Starting in May 2020, with indoor dining banned, then-City Council speaker Corey Johnson and Andrew Rigie, the head of the city's restaurant lobby, wrote an op-ed urging the city to allow restaurants to set up in the streets. After de Blasio heard a Zoom pitch from Rigie, he agreed to rezone the city's streets to allow restaurants to have dining structures directly outside, creating the Open Restaurants Program. Previously, most of New York did not allow outdoor dining, with only 1,224 restaurants having licensed sidewalk cafes, largely in Manhattan. Fees, which typically cost at least $2,579.62 a year for any café taking up 70 square feet or less, were reduced to nothing, and restaurants were allowed to set up on the street for the first time.

Oversight over the program was assigned to the Department of Transportation, which set up "purposely lax" regulations and a self-certification system in the hopes that it would be as easy as possible for restaurants to use. In the program's first 24 hours, 1,950 restaurants self-certified, with the DOT being intentionally lenient with violations. Despite 93% of dining sheds breaking at least one rule, only 67 ever received fines. However, sheds set up in bus lanes, bike lanes, no-standing zones, or ones that took up more than the width of the restaurant's frontage were still torn down.

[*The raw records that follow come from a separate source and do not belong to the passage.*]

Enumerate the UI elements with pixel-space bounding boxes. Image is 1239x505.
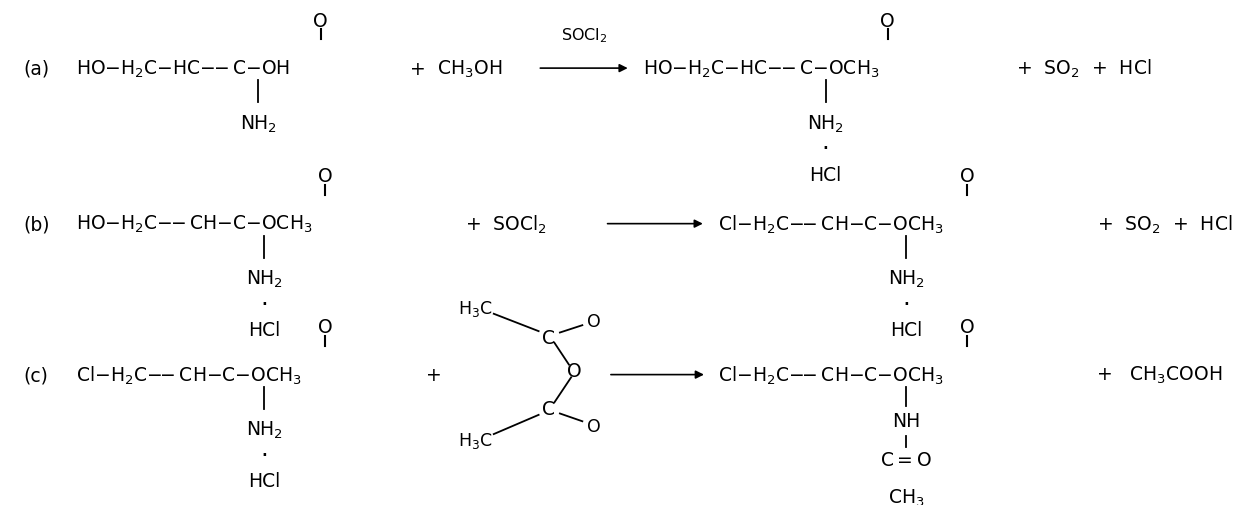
Text: HO$-$H$_2$C$-$HC$-\!\!-$C$-$OCH$_3$: HO$-$H$_2$C$-$HC$-\!\!-$C$-$OCH$_3$: [643, 59, 880, 80]
Text: CH$_3$: CH$_3$: [888, 487, 924, 505]
Text: H$_3$C: H$_3$C: [458, 298, 493, 319]
Text: HCl: HCl: [890, 321, 922, 339]
Text: O: O: [313, 12, 328, 30]
Text: O: O: [960, 167, 975, 186]
Text: H$_3$C: H$_3$C: [458, 430, 493, 449]
Text: HCl: HCl: [248, 321, 280, 339]
Text: NH$_2$: NH$_2$: [888, 268, 924, 289]
Text: (a): (a): [24, 60, 50, 78]
Text: $+$  SO$_2$  $+$  HCl: $+$ SO$_2$ $+$ HCl: [1016, 58, 1152, 80]
Text: NH$_2$: NH$_2$: [245, 419, 282, 440]
Text: O: O: [317, 318, 332, 336]
Text: $+$  SO$_2$  $+$  HCl: $+$ SO$_2$ $+$ HCl: [1097, 213, 1233, 235]
Text: (b): (b): [24, 215, 50, 234]
Text: NH$_2$: NH$_2$: [245, 268, 282, 289]
Text: C: C: [543, 328, 555, 347]
Text: Cl$-$H$_2$C$-\!\!-$CH$-$C$-$OCH$_3$: Cl$-$H$_2$C$-\!\!-$CH$-$C$-$OCH$_3$: [717, 364, 944, 386]
Text: C: C: [543, 399, 555, 419]
Text: +: +: [426, 366, 442, 384]
Text: O: O: [960, 318, 975, 336]
Text: O: O: [586, 417, 601, 435]
Text: HCl: HCl: [809, 166, 841, 184]
Text: CH$_3$OH: CH$_3$OH: [436, 59, 502, 80]
Text: O: O: [586, 312, 601, 330]
Text: Cl$-$H$_2$C$-\!\!-$CH$-$C$-$OCH$_3$: Cl$-$H$_2$C$-\!\!-$CH$-$C$-$OCH$_3$: [717, 213, 944, 235]
Text: SOCl$_2$: SOCl$_2$: [561, 27, 607, 45]
Text: Cl$-$H$_2$C$-\!\!-$CH$-$C$-$OCH$_3$: Cl$-$H$_2$C$-\!\!-$CH$-$C$-$OCH$_3$: [76, 364, 301, 386]
Text: ·: ·: [821, 137, 829, 161]
Text: ·: ·: [260, 443, 268, 467]
Text: $+$   CH$_3$COOH: $+$ CH$_3$COOH: [1095, 364, 1223, 385]
Text: NH$_2$: NH$_2$: [240, 113, 276, 134]
Text: HCl: HCl: [248, 471, 280, 490]
Text: NH: NH: [892, 411, 921, 430]
Text: O: O: [881, 12, 895, 30]
Text: O: O: [317, 167, 332, 186]
Text: HO$-$H$_2$C$-\!\!-$CH$-$C$-$OCH$_3$: HO$-$H$_2$C$-\!\!-$CH$-$C$-$OCH$_3$: [76, 214, 312, 235]
Text: $+$  SOCl$_2$: $+$ SOCl$_2$: [465, 213, 546, 235]
Text: O: O: [567, 362, 582, 381]
Text: ·: ·: [902, 292, 911, 316]
Text: NH$_2$: NH$_2$: [807, 113, 844, 134]
Text: HO$-$H$_2$C$-$HC$-\!\!-$C$-$OH: HO$-$H$_2$C$-$HC$-\!\!-$C$-$OH: [76, 59, 290, 80]
Text: C$=$O: C$=$O: [881, 450, 932, 469]
Text: ·: ·: [260, 292, 268, 316]
Text: (c): (c): [24, 366, 48, 384]
Text: +: +: [410, 60, 425, 78]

Despite their purpose to prevent the spread of COVID, a lack of knowledge about the virus's transmission resulted in ineffective safety measures, such as spraying the air with sanitizing solution in the hopes of killing the virus. Costs varied wildly, from $15,000 to $200,000, depending on construction quality. Most were built from wood, which, in addition to the George Floyd protests and ensuing rioting, caused a run on local branches of The Home Depot and Lowe's for lumber.

In 2022, despite the sheds still creating increased business for restaurants, the dining scene began to be known as a "Wild West". Tenants started more heavily disparaging the sheds, citing noise pollution, blocked access to the curb for residents, and dilapidation. Many sheds were demolished by the city, which announced additional regulation for those that remained.

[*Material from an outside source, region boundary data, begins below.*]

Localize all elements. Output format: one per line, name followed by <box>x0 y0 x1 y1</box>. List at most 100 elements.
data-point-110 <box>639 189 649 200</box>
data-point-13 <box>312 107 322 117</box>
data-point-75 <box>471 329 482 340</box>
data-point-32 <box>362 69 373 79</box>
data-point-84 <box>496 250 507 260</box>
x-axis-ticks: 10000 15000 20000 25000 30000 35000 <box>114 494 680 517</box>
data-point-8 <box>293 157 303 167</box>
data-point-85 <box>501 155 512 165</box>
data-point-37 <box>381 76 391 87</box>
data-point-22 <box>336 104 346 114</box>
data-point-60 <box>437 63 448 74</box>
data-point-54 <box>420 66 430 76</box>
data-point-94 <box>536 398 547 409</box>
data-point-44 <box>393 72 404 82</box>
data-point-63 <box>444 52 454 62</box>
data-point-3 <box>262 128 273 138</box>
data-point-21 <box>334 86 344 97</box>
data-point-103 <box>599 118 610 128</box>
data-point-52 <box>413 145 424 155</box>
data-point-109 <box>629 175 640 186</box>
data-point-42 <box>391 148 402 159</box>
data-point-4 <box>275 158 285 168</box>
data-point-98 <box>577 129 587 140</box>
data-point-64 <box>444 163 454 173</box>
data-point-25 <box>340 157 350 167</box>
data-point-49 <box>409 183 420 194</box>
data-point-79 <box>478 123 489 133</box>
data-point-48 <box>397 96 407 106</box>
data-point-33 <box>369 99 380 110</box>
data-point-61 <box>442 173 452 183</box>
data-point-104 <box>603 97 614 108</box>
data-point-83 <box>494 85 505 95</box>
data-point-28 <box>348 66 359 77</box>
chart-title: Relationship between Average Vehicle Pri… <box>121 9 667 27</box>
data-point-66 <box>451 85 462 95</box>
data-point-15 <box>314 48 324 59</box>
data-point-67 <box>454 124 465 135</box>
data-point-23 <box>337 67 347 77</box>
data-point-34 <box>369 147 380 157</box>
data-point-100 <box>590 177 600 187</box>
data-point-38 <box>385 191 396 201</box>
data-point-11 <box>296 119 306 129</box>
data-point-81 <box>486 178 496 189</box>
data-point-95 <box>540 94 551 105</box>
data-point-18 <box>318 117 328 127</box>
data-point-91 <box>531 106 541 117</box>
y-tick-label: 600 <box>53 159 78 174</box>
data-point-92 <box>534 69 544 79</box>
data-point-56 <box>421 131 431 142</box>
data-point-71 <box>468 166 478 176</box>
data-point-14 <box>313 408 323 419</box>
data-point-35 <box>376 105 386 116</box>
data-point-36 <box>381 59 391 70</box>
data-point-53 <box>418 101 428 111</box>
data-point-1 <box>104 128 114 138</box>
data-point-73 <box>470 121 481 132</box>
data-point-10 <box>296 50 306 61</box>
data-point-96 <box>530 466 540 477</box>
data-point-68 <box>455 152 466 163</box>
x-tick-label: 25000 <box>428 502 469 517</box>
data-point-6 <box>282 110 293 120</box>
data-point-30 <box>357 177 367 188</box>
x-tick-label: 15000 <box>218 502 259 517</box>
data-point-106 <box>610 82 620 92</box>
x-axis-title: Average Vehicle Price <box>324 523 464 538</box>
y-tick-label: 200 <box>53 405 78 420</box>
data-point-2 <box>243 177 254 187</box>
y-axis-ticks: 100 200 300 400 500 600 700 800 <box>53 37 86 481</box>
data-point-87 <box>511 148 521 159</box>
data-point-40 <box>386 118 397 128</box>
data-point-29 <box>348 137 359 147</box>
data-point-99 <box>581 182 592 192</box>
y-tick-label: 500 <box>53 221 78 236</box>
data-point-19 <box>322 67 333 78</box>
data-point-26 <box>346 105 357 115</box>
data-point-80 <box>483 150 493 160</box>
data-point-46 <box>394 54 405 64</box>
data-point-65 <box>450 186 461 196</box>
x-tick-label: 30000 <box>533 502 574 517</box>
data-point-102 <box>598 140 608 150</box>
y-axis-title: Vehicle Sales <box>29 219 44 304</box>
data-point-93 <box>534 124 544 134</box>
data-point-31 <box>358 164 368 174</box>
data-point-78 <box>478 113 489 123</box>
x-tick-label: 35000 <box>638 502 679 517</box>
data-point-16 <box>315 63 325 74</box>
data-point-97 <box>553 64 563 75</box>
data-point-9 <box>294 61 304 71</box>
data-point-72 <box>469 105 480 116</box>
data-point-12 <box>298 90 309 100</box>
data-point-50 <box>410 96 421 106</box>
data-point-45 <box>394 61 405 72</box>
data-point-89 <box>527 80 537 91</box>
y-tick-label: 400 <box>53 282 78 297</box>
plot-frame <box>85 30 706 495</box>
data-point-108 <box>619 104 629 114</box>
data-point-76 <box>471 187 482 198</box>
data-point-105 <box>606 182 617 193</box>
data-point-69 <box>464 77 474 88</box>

Starting in August 2024, restaurants who want to keep their sheds must have an application approved, have a public hearing, and pay thousands of dollars in fees. Sheds must not have ceilings, be modular and easy to remove, and be removed entirely between December and March, while being responsible for the costs of construction and storage. As of July 2024 only 23 restaurants have public hearings scheduled, out of the 12,500 sheds at the original program's peak. Sheds taken down will revert to parking spaces.

== Controversy ==
The sheds were criticized as attracting crime. In 2021, a star sommelier for Food & Wine magazine, Caleb Ganzer, was charged with setting multiple sheds on fire. On August 6, 2022, the New York Post ran an exposé accusing the sheds of being hotbeds of public sex, including the one run by restaurant Silver Apricot, and urging mayor Eric Adams to tear them down. Adams announced a task force soon after to demolish noncompliant sheds. Despite this, the demolition was "largely performative" due to its limited scope.

Sheds also became habitats for rats, with a heated shed at the Dr. Clark restaurant on Bayard Street being described as "rat condos" and "irresistible to vermin".